Ana içeriğe atla

Bir Diyalog: Kur'an ve Sünnete Göre Tasavvuf -Y.N.Öztürk (II)

I. yazı ile birlikte fikir paylaşımı yapmayı ortaokul yıllarından beri sürdürdüğüm bir arkadaşımdan sorular ve sesli düşünüş cümleleri geldi. Hep beraber düşünelim diye bir öneride bulundum ve II. yazıyı bu amaçla şekillendirdim.


Kendinden verirken bunun sınırı nedir, nefsi köreltmek veya iyilik, fedakarlık derken kendine hayatta ne kadar alan ayrılabilir ve ne kadar dünyevi hedefe sahip olunabilir bunlar benim  kafamı kurcalayan konular.
Tasavvufta kendinden bir şey vermeye değil, aslında almaya odaklanma var. Kendi benliğinde varlığından haberdar olmadığın eksikliklerin ve zenginliklerin farkına varış. Her durumda, bu bir artış anlamına geliyor, çünkü benliğin tam olarak farkına varamadan, onu otomatik tepkileriyle sınırlı tutarak ömürler geçebiliyor.
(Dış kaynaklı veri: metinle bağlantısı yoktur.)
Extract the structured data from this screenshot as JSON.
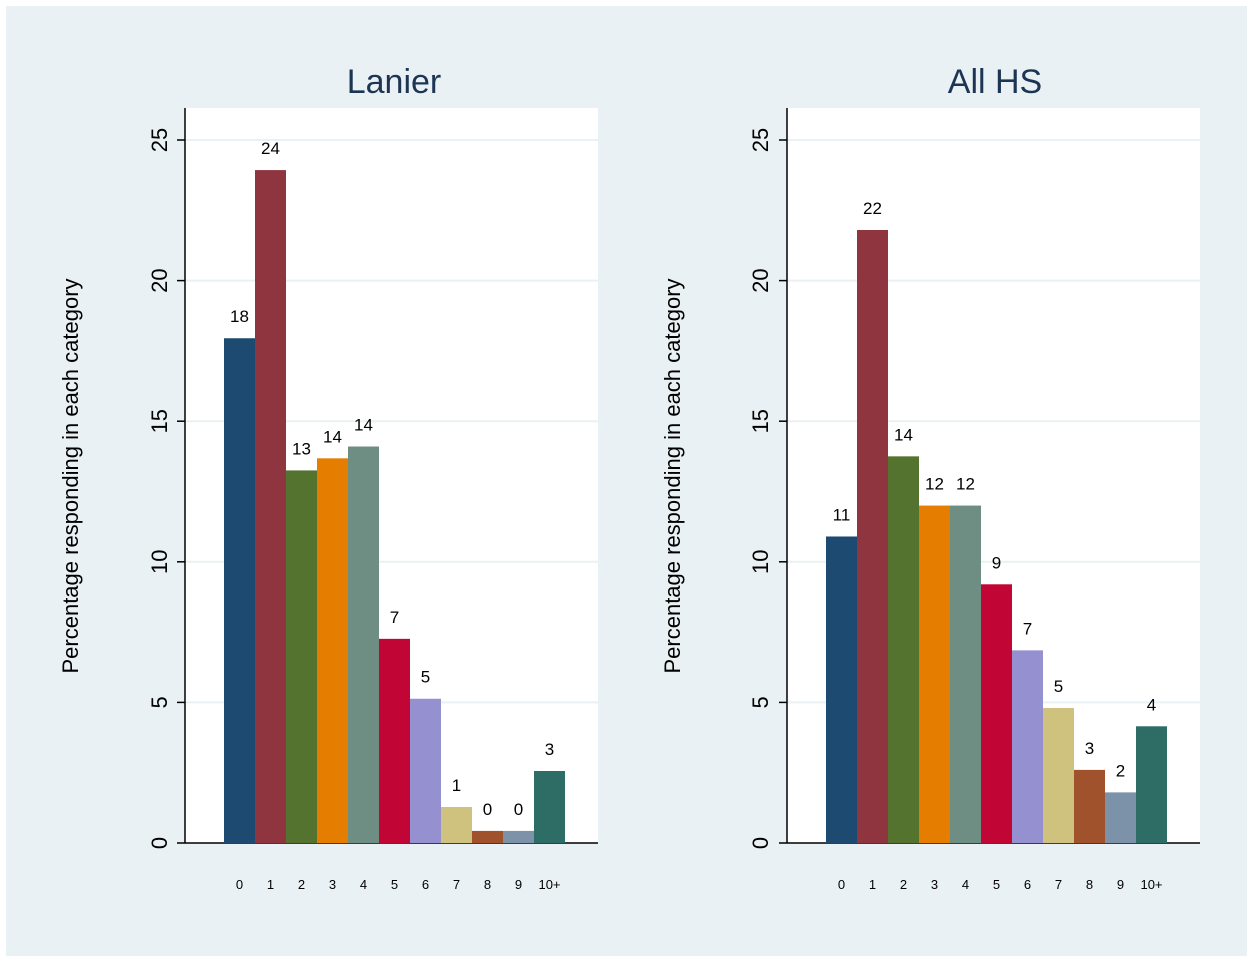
{
  "chart_data": [
    {
      "type": "bar",
      "title": "Lanier",
      "xlabel": "",
      "ylabel": "Percentage responding in each category",
      "ylim": [
        0,
        25
      ],
      "yticks": [
        0,
        5,
        10,
        15,
        20,
        25
      ],
      "categories": [
        "0",
        "1",
        "2",
        "3",
        "4",
        "5",
        "6",
        "7",
        "8",
        "9",
        "10+"
      ],
      "values": [
        17.95,
        23.93,
        13.25,
        13.68,
        14.1,
        7.26,
        5.13,
        1.28,
        0.43,
        0.43,
        2.56
      ],
      "data_labels": [
        "18",
        "24",
        "13",
        "14",
        "14",
        "7",
        "5",
        "1",
        "0",
        "0",
        "3"
      ],
      "grid": true
    },
    {
      "type": "bar",
      "title": "All HS",
      "xlabel": "",
      "ylabel": "Percentage responding in each category",
      "ylim": [
        0,
        25
      ],
      "yticks": [
        0,
        5,
        10,
        15,
        20,
        25
      ],
      "categories": [
        "0",
        "1",
        "2",
        "3",
        "4",
        "5",
        "6",
        "7",
        "8",
        "9",
        "10+"
      ],
      "values": [
        10.9,
        21.8,
        13.75,
        12.0,
        12.0,
        9.2,
        6.85,
        4.8,
        2.6,
        1.8,
        4.15
      ],
      "data_labels": [
        "11",
        "22",
        "14",
        "12",
        "12",
        "9",
        "7",
        "5",
        "3",
        "2",
        "4"
      ],
      "grid": true
    }
  ],
  "colors": [
    "#1c4a70",
    "#8e353f",
    "#54732e",
    "#e57e00",
    "#6e8e84",
    "#c10534",
    "#9591d1",
    "#cfc27f",
    "#a0522d",
    "#7b92a8",
    "#2d6d66"
  ]
}
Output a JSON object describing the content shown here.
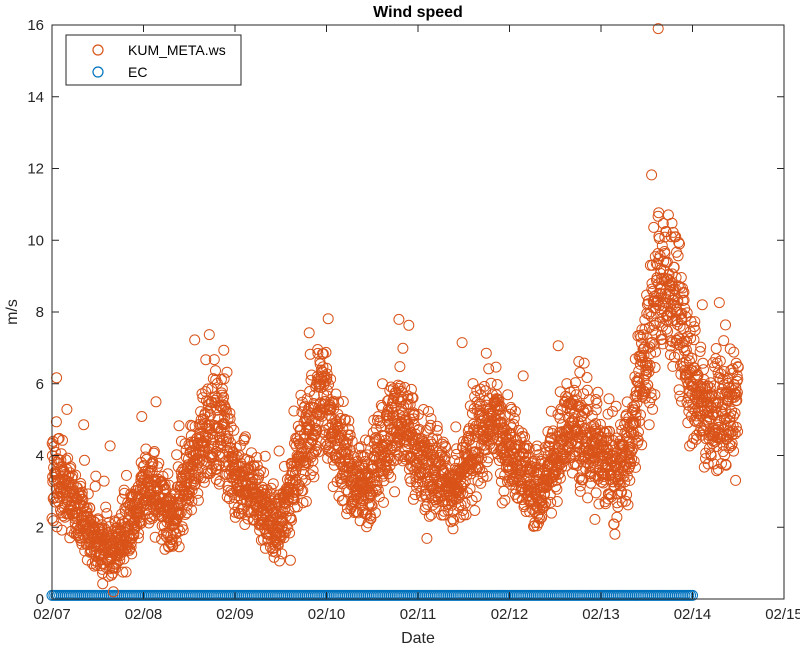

Nefsin terbiyesi ise sanıldığının aksine, yok etmek veya törpülemek değil, zararlı yönlerini tanımak ve taşmaya kalkması halinde bir şaşkınlığa uğramadan, uğranılsa bile bunun onun doğasında olduğunu bilerek daha kontrollü olmaya çalışmak. Yani içindeki şer özellikleri hiçbir zaman yok edemezsin, kısaltamaz azaltamazsın. Varlığını bilir ve ona göre hareket edersin.

İyilik ve fedakârlıklar, zühd bahsinde geçen 3 kısım için: hayatta belli bir alan (hattâ tarla, toprak temelinde düşünelim), parsel ayrılmayarak genel bir zihin hâli kazanmak şeklinde. Ve gücün yettiği miktarda (maddiyat) ve fırsat olduğu miktarda (maneviyat) olarak destek olmayı hedefliyor. Burada kast edilen, sadece para pul değil, örneğin kuvvetli olunan herhangi bir yetide de destek olmak: bir konuda çok mu okudun, bilgiyle destek olmak, bir yemeği çok mu yaptın, paylaşmak, büyük bir başarı mı elde ettin, sadece senin olmadığını bilerek başkalarının da hakkını vermek, gibi.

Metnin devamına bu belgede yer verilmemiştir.